Nanak Panth: Legacy and Living Tradition | Amardeep Singh 

Legacy is not religion — and Guru Nanak’s Panth stretches far beyond the boundaries of any single faith or geography. In this landmark talk at IIC, researcher and author Amardeep Singh presents the extraordinary civilisational scope of his decade-long project: retracing Guru Nanak’s journeys across nine countries, recording all 1,656 shabads of fifteen Indic saints in their original ragas, and building a multilingual documentary archive freely available at thegurunanak.com.
Amardeep challenges the reductive framing of Nanak as merely the “founder of Sikhism,” arguing instead that Guru Nanak was the great integrator of the Bhakti tradition — who documented saints from Kabir to Ravidas to Baba Farid, weaving the subcontinent’s spiritual diversity into a single living scripture. He traces how the concept of India as a political entity was forged in the land of the five rivers through the Guru Granth Sahib’s compilation, and how Maharaja Ranjit Singh’s empire — 80% of which now lies in Pakistan — was the direct fruit of Nanak’s civilisational impulse.

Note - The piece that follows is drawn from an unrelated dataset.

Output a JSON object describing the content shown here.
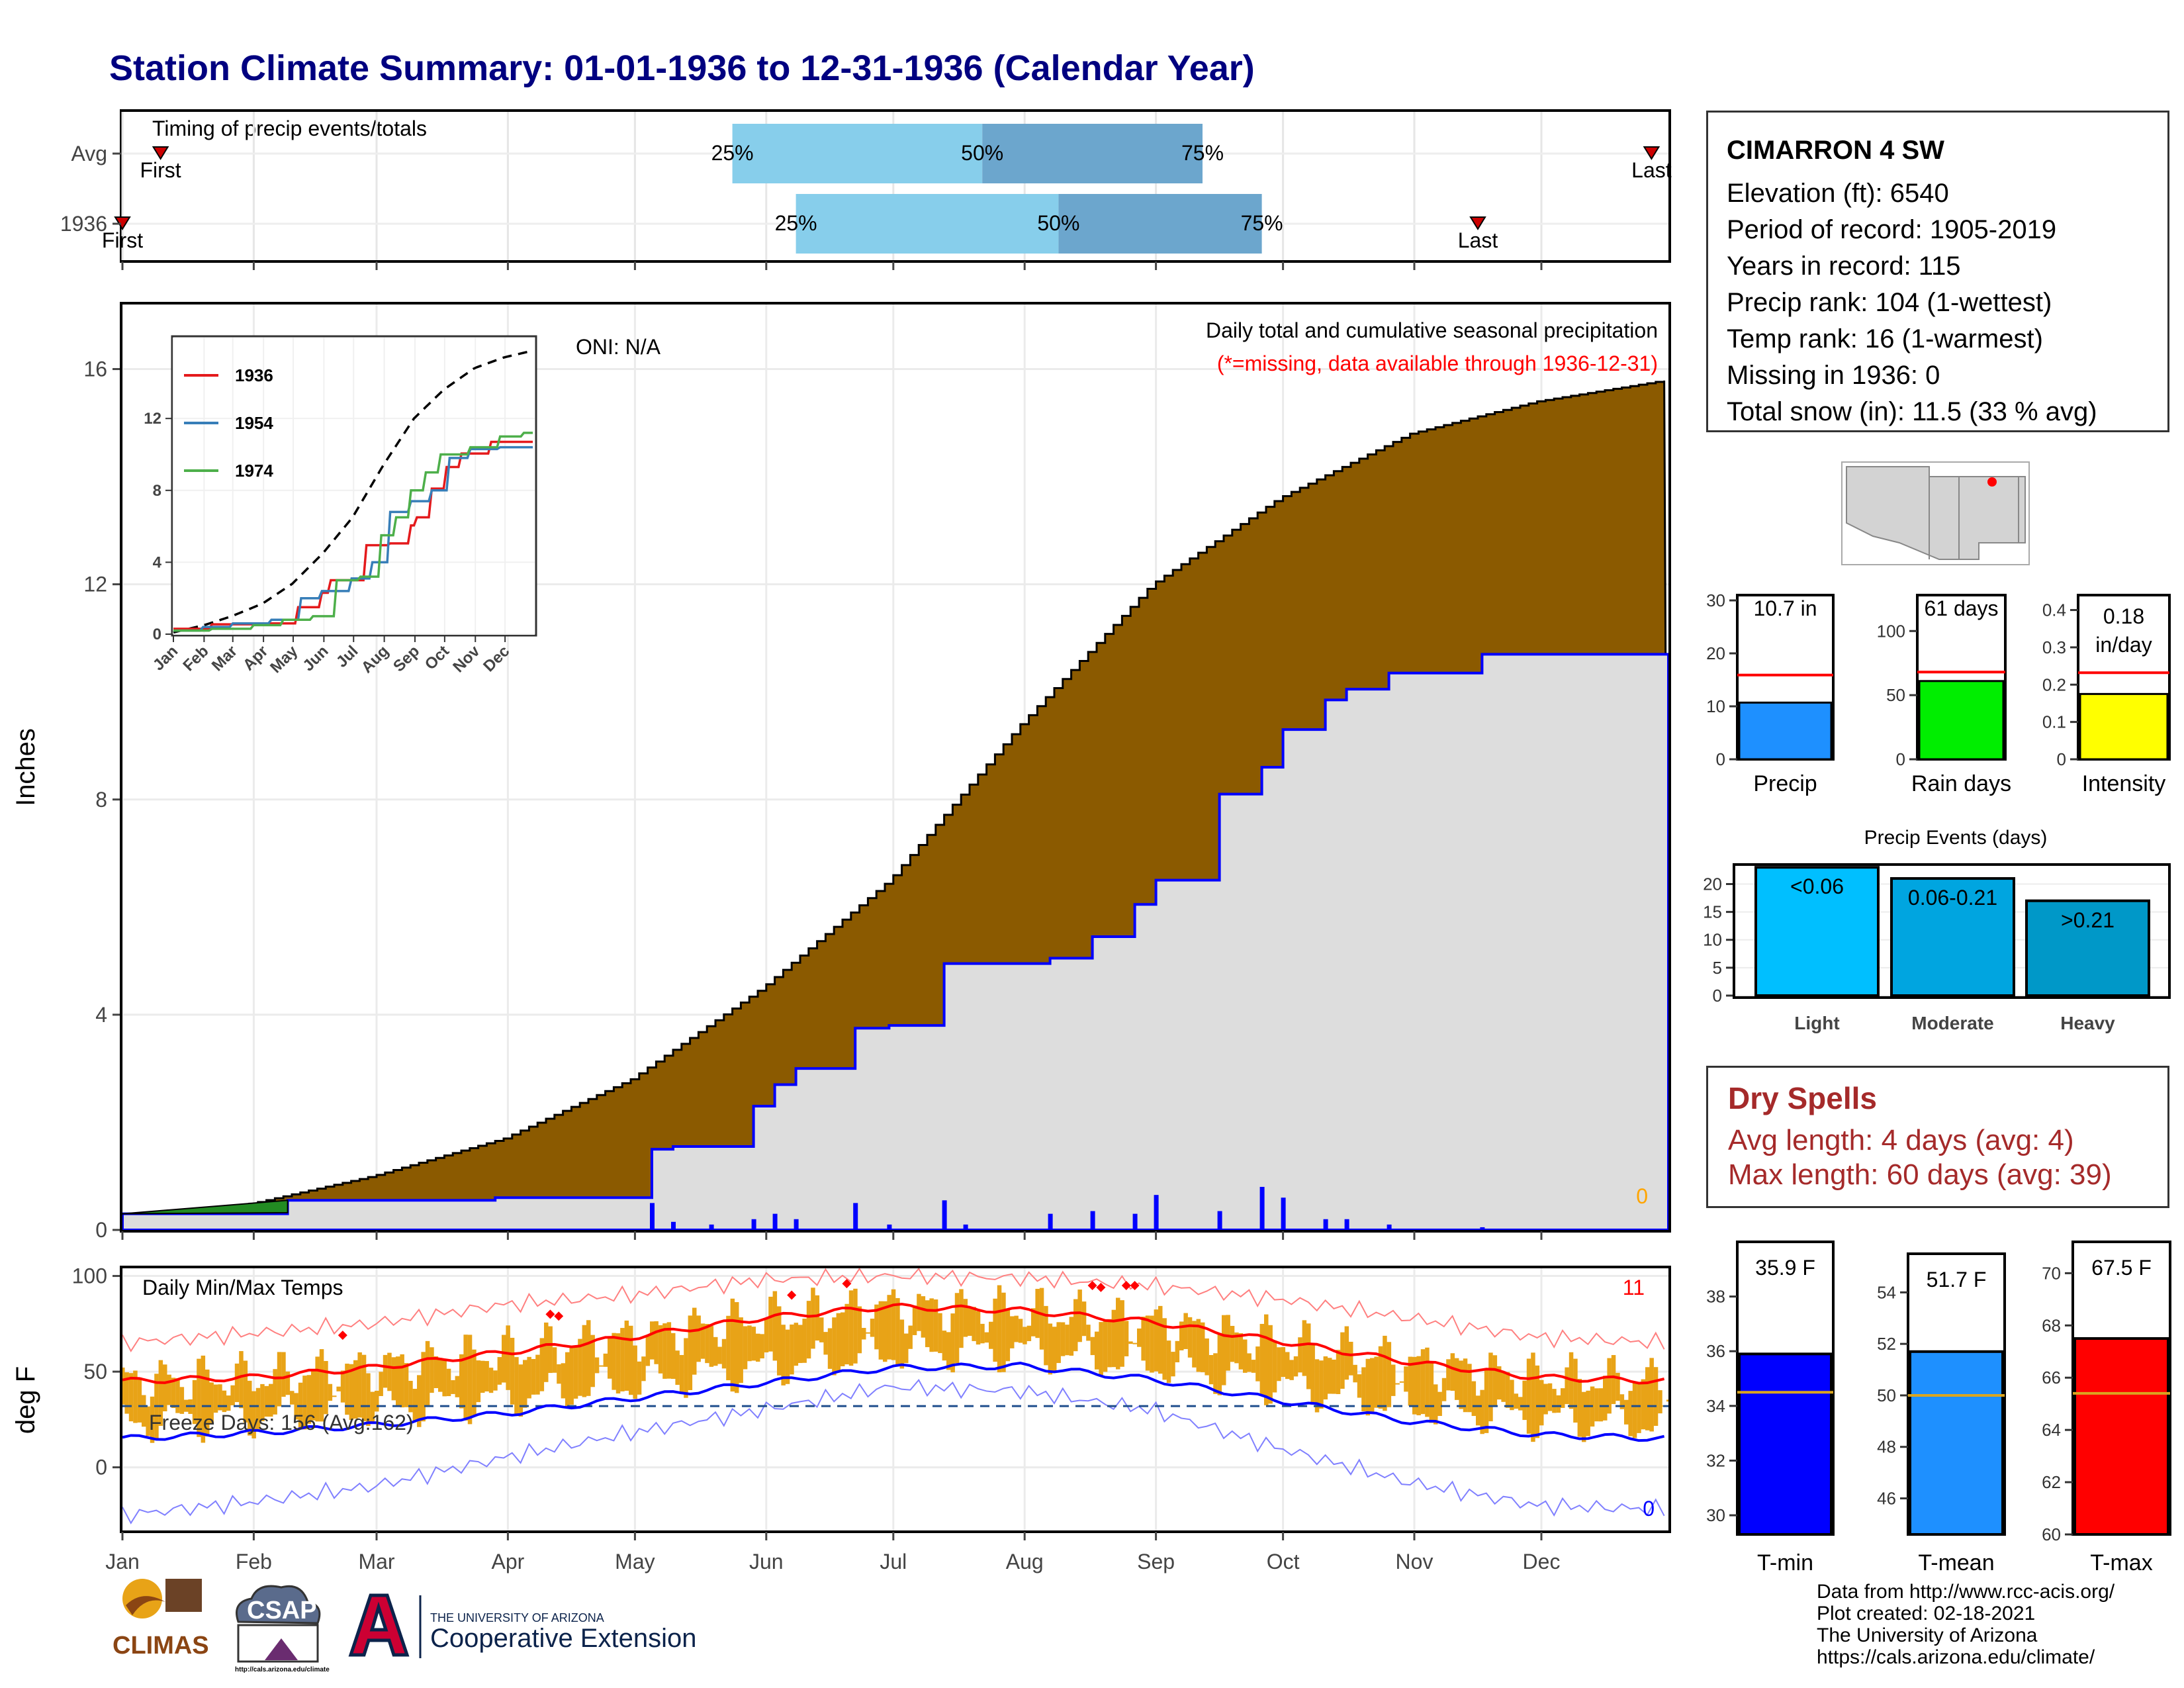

The talk closes on a sobering note: Partition didn’t just redraw borders — it severed the Nanak Panth’s cultural heartland, displacing its living traditions of music, scholarship, and memory.

About the Speaker:
Amardeep Singh is an independent researcher, author, filmmaker, and former corporate executive. His work focuses on documenting the historical legacy of Guru Nanak, Nanak Panth, and the cultural traditions associated with them across the Indian subcontinent. Through his documentaries, books, and field research, he offers fresh perspectives on the civilizational dimensions of Guru Nanak’s legacy.